Sure high prices are bad in the fact that beer prices will follow and that will make it a bit harder for all of us to enjoy beer. But it is these very same high prices that will fix the problem. Without prices going through the roof, no new acreage will be planted, perhaps even more acreage will go to some other, more lucrative, crop. Without high hop prices, in other words, there would be continual hop shortages! Astute observers will complain that if it is mostly a weather story then my contention is a bit thin, but the other way of looking at it is with high enough hop prices, more production will occur and that production will be spread and thus the total exposure to one adverse weather event will be reduced - hopefully leading to lower supply and price fluctuations in the future.

So, let's hear it for high prices!

This leads to a reminder of what the price system does in general. It transmits data about relative demand and supply to all the important economic actors, buyers and producers, and assures that the 'right' amount of stuff is produced. What is remarkable is that prices do this all on their own - they serve as a humongous coordinating device - and they do it incredibly well. Attempts to replace prices with something better have always failed: they have led to shortages, black markets and inflation. This is one of the true wonders of a market based economic system.


Jeff Alworth said...

If the airplane you're flying in is high enough above the market, I have no doubt it looks like this organic process you describe. Like an ecosystem in balance.

But fly a little lower, and you see that for a healthy ecosystem to flourish, there are a thousand tiny deaths. I worry in this circumstance that the breweries that will survive a protracted hop shortage will be those that have larger capacity and can cut profit margins. While it may be theoretically true that the bigger breweries make the best beer--and are thus the "fittest"--we know this to be untrue.

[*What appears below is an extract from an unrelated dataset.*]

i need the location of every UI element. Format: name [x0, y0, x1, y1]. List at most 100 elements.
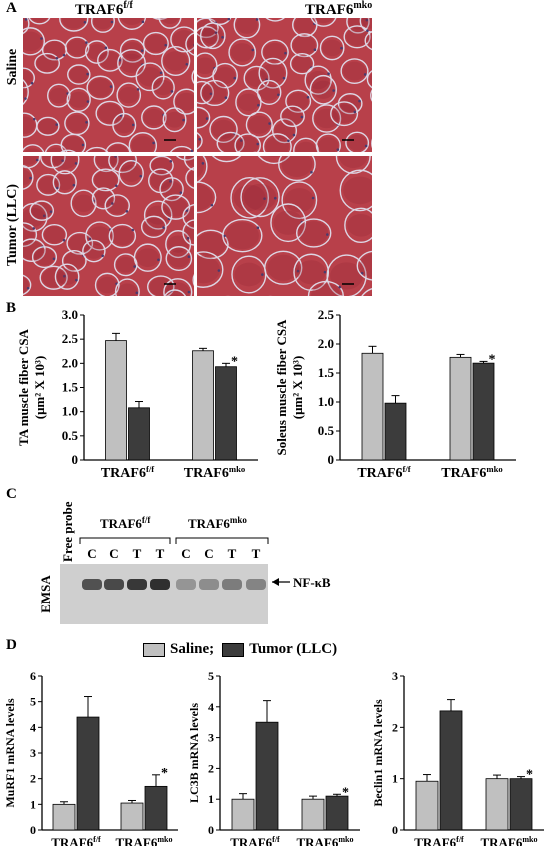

In five years, there will be no hop shortage; equilibrium will be restored. I hope my favorite small breweries are still around to enjoy the bounty.

Patrick Emerson said...

Well, true, but high prices also may spur breweries to experiment, may cause them to invest in some hop acreage themselves, etc. I cannot think of another mechanism though which these things would occur.

I think your contention about small breweries is not necessarily true, BTW. I think that most drinkers of craft beers, one, do not consider macro brews good subsitiutes and, two, are not terribly price sensitive. (For economics geeks: I think price elasticity is low) So if high hop prices affect all brewers in a similar fashion, I am not that worried about them.

Jeff Alworth said...

I suppose you could make the argument that brewpubs are actually more resistant than larger breweries. Brewpubs can raise prices more easily and without the same kind of blowback as bottle-beer breweries, which must compete head-to-head on the grocery shelves. Brewpubs sell only their own beer, and the difference between four bucks and four fifty for a pint is not likely to influence sales.